É a pergunta que ninguém quer fazer e que aparece todo ano: o hardware quebrou e a frase de recuperação ficou num papel que não existe mais; a senha da carteira de 2017 foi esquecida; o envio foi para um endereço de outra rede. O bem continua existindo na blockchain, visível para qualquer um, e ninguém consegue movê-lo. Fiscalmente, isso não é venda, não é doação e não é prejuízo de operação. É uma categoria própria, e ela precisa ser declarada como tal.
Neste artigo, explico o que a perda de chave é e não é para a Receita, como declarar a cripto inacessível ano a ano, quando dar baixa, o que a DeCripto exige, o que serve de prova e o que muda quando o acesso é recuperado.
Perder a chave gera prejuízo dedutível?
Não. Prejuízo compensável, nas regras de ganho de capital, nasce de uma alienação com resultado negativo: você vendeu por menos do que pagou. A perda de chave não é alienação; o bem não saiu do seu patrimônio por um negócio, ele ficou inacessível. Por isso não há perda a compensar com ganhos de outras vendas, nem no regime nacional, nem no do exterior pela Lei 14.754/2023.
O que existe é o efeito patrimonial: um bem que constava em Bens e Direitos deixa de ser alcançável. A Receita aceita a baixa de bens perdidos ou destruídos, com a discriminação informando o motivo, e sem geração de rendimento nem de prejuízo. É o mesmo tratamento de um bem físico destruído sem indenização.
A situação é diferente da perda por golpe, quebra de exchange ou rug pull, em que houve uma contraparte que ficou com o ativo. Aquele caso tem discussão própria, em exchange quebrou: como declarar o prejuízo de FTX, golpes e rug pulls.
Como declaro a cripto que não consigo acessar?
Em duas fases, e a passagem de uma para a outra é uma decisão sua, documentada:
Fase 1: enquanto há chance de recuperar
A cripto continua em Bens e Direitos, grupo 08, com o mesmo código e o mesmo custo de aquisição, porque ela continua sendo sua. A discriminação passa a informar que o acesso está perdido desde determinada data e que há tentativa de recuperação em curso. Nada muda no valor, e não há imposto.
O valor de mercado da cripto inacessível não entra em lugar nenhum. A ficha recebe o custo, como sempre, e a valorização ou a queda do ativo enquanto ele está preso não gera efeito fiscal. Quem tinha 1 BTC com custo de R$ 150 mil continua com 1 BTC de R$ 150 mil na ficha, seja qual for a cotação.
Essa fase pode durar anos.

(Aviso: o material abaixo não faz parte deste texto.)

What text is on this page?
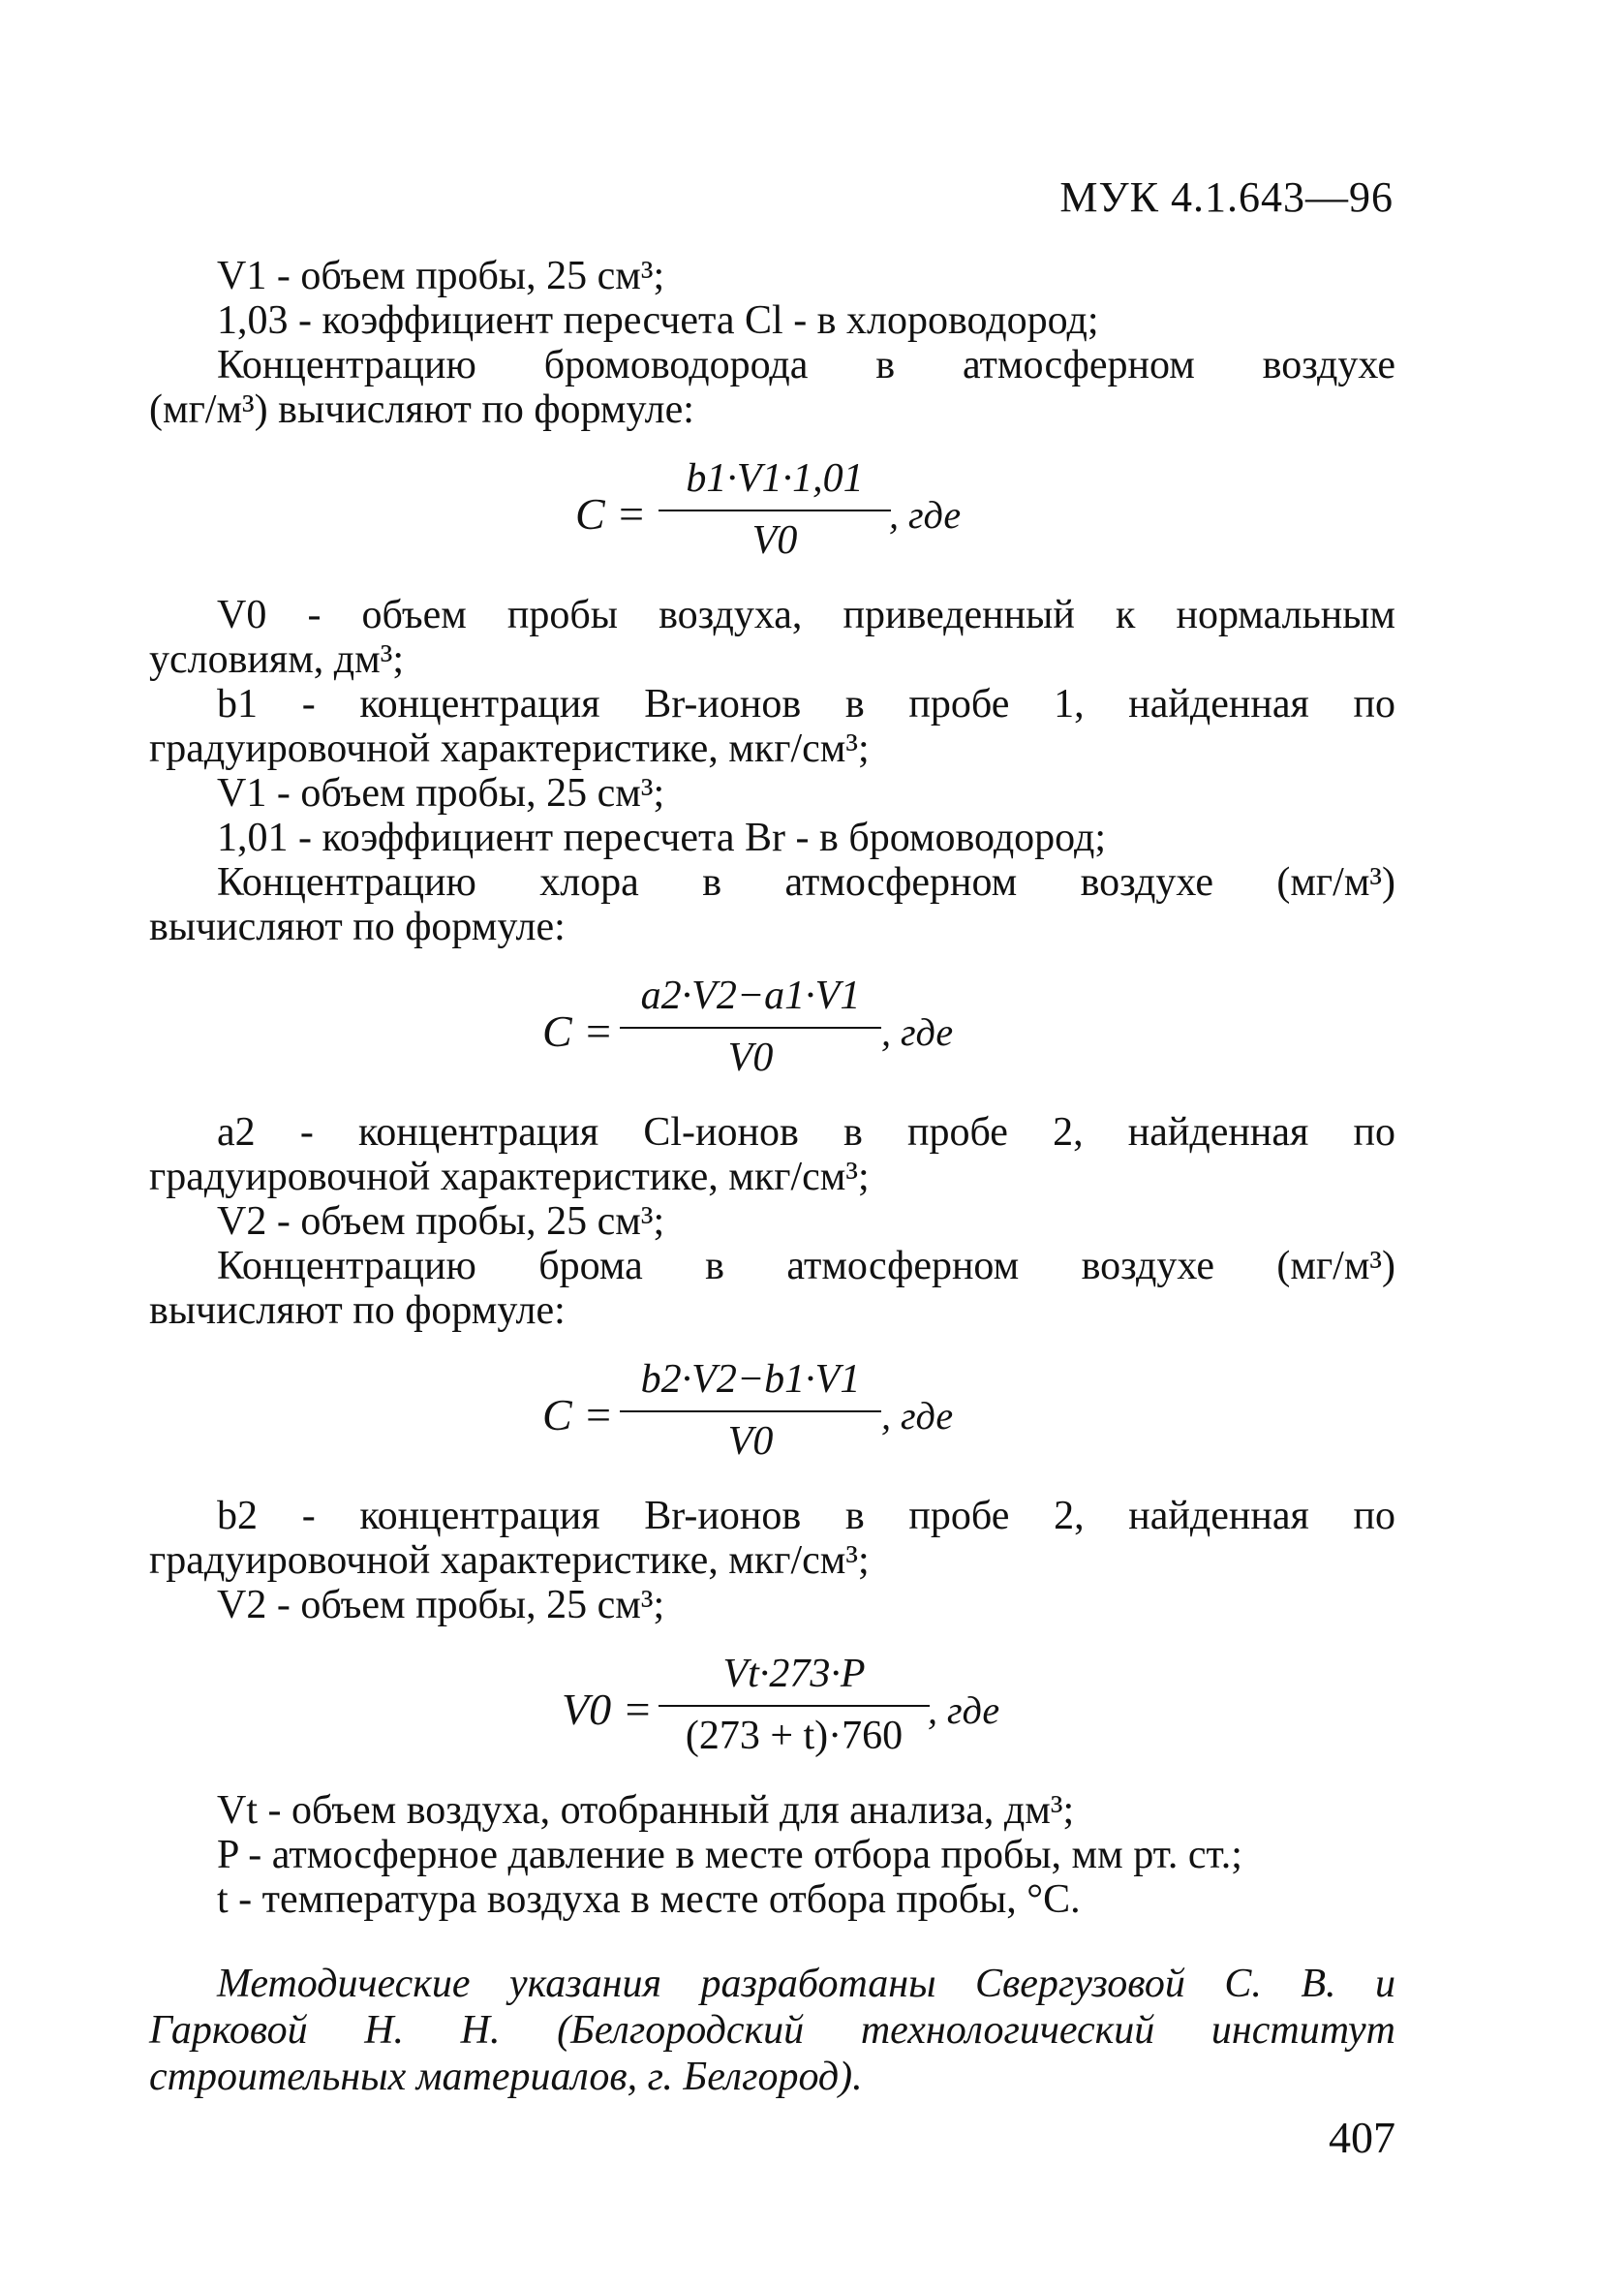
МУК 4.1.643—96
V1 - объем пробы, 25 см³;
1,03 - коэффициент пересчета Cl - в хлороводород;
Концентрацию бромоводорода в атмосферном воздухе
(мг/м³) вычисляют по формуле:
C =
b1·V1·1,01
V0
, где
V0 - объем пробы воздуха, приведенный к нормальным
условиям, дм³;
b1 - концентрация Br-ионов в пробе 1, найденная по
градуировочной характеристике, мкг/см³;
V1 - объем пробы, 25 см³;
1,01 - коэффициент пересчета Br - в бромоводород;
Концентрацию хлора в атмосферном воздухе (мг/м³)
вычисляют по формуле:
C =
a2·V2−a1·V1
V0
, где
a2 - концентрация Cl-ионов в пробе 2, найденная по
градуировочной характеристике, мкг/см³;
V2 - объем пробы, 25 см³;
Концентрацию брома в атмосферном воздухе (мг/м³)
вычисляют по формуле:
C =
b2·V2−b1·V1
V0
, где
b2 - концентрация Br-ионов в пробе 2, найденная по
градуировочной характеристике, мкг/см³;
V2 - объем пробы, 25 см³;
V0 =
Vt·273·P
(273 + t)·760
, где
Vt - объем воздуха, отобранный для анализа, дм³;
P - атмосферное давление в месте отбора пробы, мм рт. ст.;
t - температура воздуха в месте отбора пробы, °C.
Методические указания разработаны Свергузовой С. В. и
Гарковой Н. Н. (Белгородский технологический институт
строительных материалов, г. Белгород).
407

Carteiras de hardware têm serviços de recuperação, senhas podem ser lembradas, e o próprio avanço da tecnologia já devolveu acesso a carteiras dadas como perdidas. Enquanto você não desistiu, o bem é seu.

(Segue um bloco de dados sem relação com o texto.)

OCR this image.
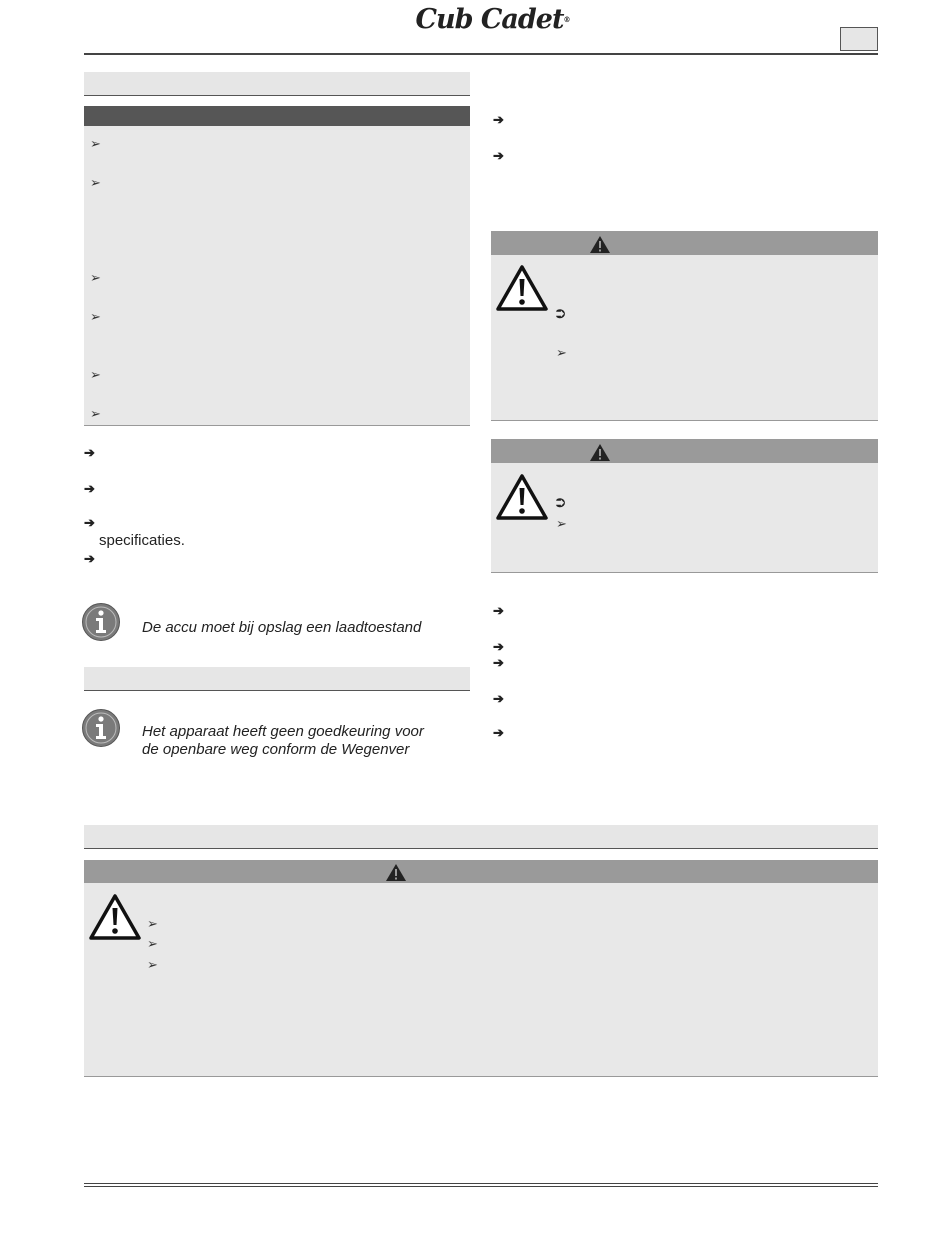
Cub Cadet®
➢
➢
➢
➢
➢
➢
➔
➔
➔
specificaties.
➔
De accu moet bij opslag een laadtoestand
Het apparaat heeft geen goedkeuring voor
de openbare weg conform de Wegenver
➔
➔
⮊
➢
⮊
➢
➔
➔
➔
➔
➔
➢
➢
➢
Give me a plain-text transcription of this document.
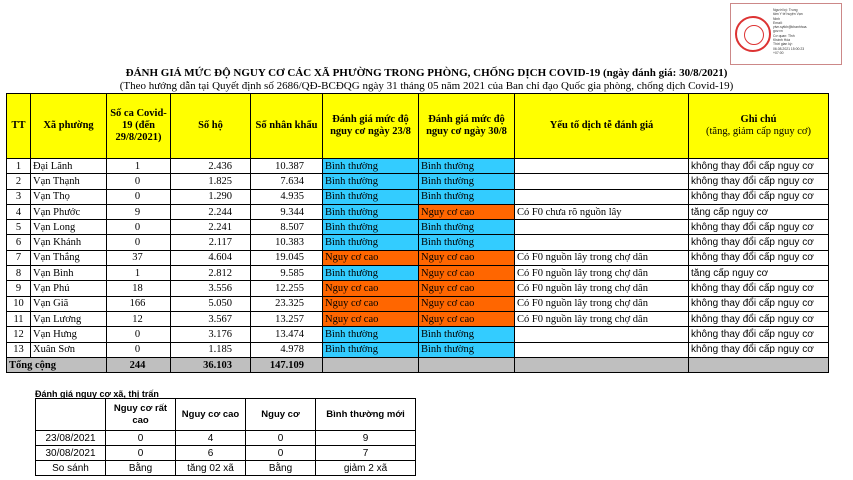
Người ký: Trung
tâm Y tế huyện Vạn
Ninh
Email:
ytvn.sytkh@khanhhoa.
gov.vn
Cơ quan: Tỉnh
Khánh Hòa
Thời gian ký:
06.08.2021 15:00:23
+07:00
ĐÁNH GIÁ MỨC ĐỘ NGUY CƠ CÁC XÃ PHƯỜNG TRONG PHÒNG, CHỐNG DỊCH COVID-19 (ngày đánh giá: 30/8/2021)
(Theo hướng dẫn tại Quyết định số 2686/QĐ-BCĐQG ngày 31 tháng 05 năm 2021 của Ban chỉ đạo Quốc gia phòng, chống dịch Covid-19)
TT	Xã phường	Số ca Covid-19 (đến 29/8/2021)	Số hộ	Số nhân khẩu	Đánh giá mức độ nguy cơ ngày 23/8	Đánh giá mức độ nguy cơ ngày 30/8	Yếu tố dịch tễ đánh giá	Ghi chú
(tăng, giảm cấp nguy cơ)

1	Đại Lãnh	1	2.436	10.387	Bình thường	Bình thường		không thay đổi cấp nguy cơ
2	Vạn Thạnh	0	1.825	7.634	Bình thường	Bình thường		không thay đổi cấp nguy cơ
3	Vạn Thọ	0	1.290	4.935	Bình thường	Bình thường		không thay đổi cấp nguy cơ
4	Vạn Phước	9	2.244	9.344	Bình thường	Nguy cơ cao	Có F0 chưa rõ nguồn lây	tăng cấp nguy cơ
5	Vạn Long	0	2.241	8.507	Bình thường	Bình thường		không thay đổi cấp nguy cơ
6	Vạn Khánh	0	2.117	10.383	Bình thường	Bình thường		không thay đổi cấp nguy cơ
7	Vạn Thắng	37	4.604	19.045	Nguy cơ cao	Nguy cơ cao	Có F0 nguồn lây trong chợ dân	không thay đổi cấp nguy cơ
8	Vạn Bình	1	2.812	9.585	Bình thường	Nguy cơ cao	Có F0 nguồn lây trong chợ dân	tăng cấp nguy cơ
9	Vạn Phú	18	3.556	12.255	Nguy cơ cao	Nguy cơ cao	Có F0 nguồn lây trong chợ dân	không thay đổi cấp nguy cơ
10	Vạn Giã	166	5.050	23.325	Nguy cơ cao	Nguy cơ cao	Có F0 nguồn lây trong chợ dân	không thay đổi cấp nguy cơ
11	Vạn Lương	12	3.567	13.257	Nguy cơ cao	Nguy cơ cao	Có F0 nguồn lây trong chợ dân	không thay đổi cấp nguy cơ
12	Vạn Hưng	0	3.176	13.474	Bình thường	Bình thường		không thay đổi cấp nguy cơ
13	Xuân Sơn	0	1.185	4.978	Bình thường	Bình thường		không thay đổi cấp nguy cơ
Tổng cộng		244	36.103	147.109				
Đánh giá nguy cơ xã, thị trấn
	Nguy cơ rất cao	Nguy cơ cao	Nguy cơ	Bình thường mới
23/08/2021	0	4	0	9
30/08/2021	0	6	0	7
So sánh	Bằng	tăng 02 xã	Bằng	giảm 2 xã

Fase 2: quando a perda é definitiva
Quando as tentativas se esgotam, você dá baixa: o bem sai de Bens e Direitos, com a discriminação informando a perda definitiva do acesso, a data em que foi considerada definitiva e o valor pelo custo de aquisição. Não há lançamento em rendimentos isentos nem em ganho de capital; o patrimônio simplesmente diminui, e a justificativa fica na discriminação e nos documentos guardados.
Não há prazo legal para decidir; há a sua avaliação de que o acesso não volta, e ela precisa ser defensável com o que foi tentado.
A baixa deve ser feita na declaração do ano em que a perda foi considerada definitiva. Quem dá baixa cedo demais e recupera depois precisa reincluir o bem, o que é possível, mas gera perguntas.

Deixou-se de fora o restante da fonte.